BoE member Barbara Meyer-Mitchell announced the proposed bill on the Facebook page Norwalk Parents for Education, which she created but no longer administers.
“Enrollment has been dropping in our neighboring districts, while it has been growing here in Norwalk,” she noted.
The Open Choice program would be a “nice option” but “I also have concerns,” Meyer-Mitchell wrote. “On the one hand, this would give our students access to some of the best schools in the state. But, they will have a long bus ride both ways, and could experience microaggressions or lack of inclusion. From a budget standpoint, it would alleviate some pressure on both Operating and Capital plans. I am sure there will be a lot of discussion over the coming months.”

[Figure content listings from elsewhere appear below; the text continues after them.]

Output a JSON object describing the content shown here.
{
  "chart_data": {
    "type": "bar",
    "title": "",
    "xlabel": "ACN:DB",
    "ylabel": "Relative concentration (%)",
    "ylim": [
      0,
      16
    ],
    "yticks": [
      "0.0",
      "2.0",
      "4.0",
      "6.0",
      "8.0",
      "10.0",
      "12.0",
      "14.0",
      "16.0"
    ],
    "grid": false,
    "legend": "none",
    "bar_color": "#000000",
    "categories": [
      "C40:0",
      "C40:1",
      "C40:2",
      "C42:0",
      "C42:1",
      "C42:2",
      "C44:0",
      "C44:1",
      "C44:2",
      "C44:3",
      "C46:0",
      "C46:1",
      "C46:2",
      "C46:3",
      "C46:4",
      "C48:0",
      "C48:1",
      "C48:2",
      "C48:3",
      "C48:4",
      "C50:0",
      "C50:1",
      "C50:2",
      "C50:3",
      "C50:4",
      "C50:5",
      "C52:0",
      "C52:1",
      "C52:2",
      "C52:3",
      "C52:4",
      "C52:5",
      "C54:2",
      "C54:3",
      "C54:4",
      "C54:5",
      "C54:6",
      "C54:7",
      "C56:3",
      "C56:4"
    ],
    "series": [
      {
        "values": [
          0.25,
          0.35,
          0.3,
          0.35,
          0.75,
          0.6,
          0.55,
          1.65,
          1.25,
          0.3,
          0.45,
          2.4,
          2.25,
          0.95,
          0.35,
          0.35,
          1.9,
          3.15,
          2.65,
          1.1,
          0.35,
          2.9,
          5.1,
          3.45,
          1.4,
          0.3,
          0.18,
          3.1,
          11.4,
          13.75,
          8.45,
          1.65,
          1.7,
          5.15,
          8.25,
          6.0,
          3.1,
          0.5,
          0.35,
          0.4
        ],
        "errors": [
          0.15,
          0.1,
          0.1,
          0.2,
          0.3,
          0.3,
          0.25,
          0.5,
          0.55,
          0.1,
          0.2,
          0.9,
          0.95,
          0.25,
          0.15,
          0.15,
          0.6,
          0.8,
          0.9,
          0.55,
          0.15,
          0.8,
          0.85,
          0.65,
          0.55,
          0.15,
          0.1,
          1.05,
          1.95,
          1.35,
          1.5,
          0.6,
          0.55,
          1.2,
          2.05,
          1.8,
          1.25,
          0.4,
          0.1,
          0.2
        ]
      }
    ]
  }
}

She noted that NPS’ per-pupil expenditures are less than neighboring school districts, “a product of CT’s very regressive school funding structure, which is based predominantly on property taxes for funding,” and directed people to a Connecticut Mirror story that features the Open Choice Program.
“I think the bill’s language is intentionally spare, so that it can be examined,” she wrote. “We will all have the opportunity to provide input when there is a hearing. For now, we can study, listen, learn and think about it. My intention in posting today was simply to communicate to stakeholders that this bill had been introduced.”
Meyer-Mitchell said Wednesday that she doesn’t have an official position yet, “other than it offers an additional choice to our district of choice.” It’s not her bill, she said.
State funding for Open Choice would potentially lift operating costs for Norwalk Public Schools, she said on the Facebook page.
“I agree that we should focus on improving Norwalk schools,” she wrote. “The reason enrollment comes into the discussion is the state and city need to fund building new schools. If there is capacity in nearby districts, it is efficient to utilize that existing infrastructure, if it benefits all parties.”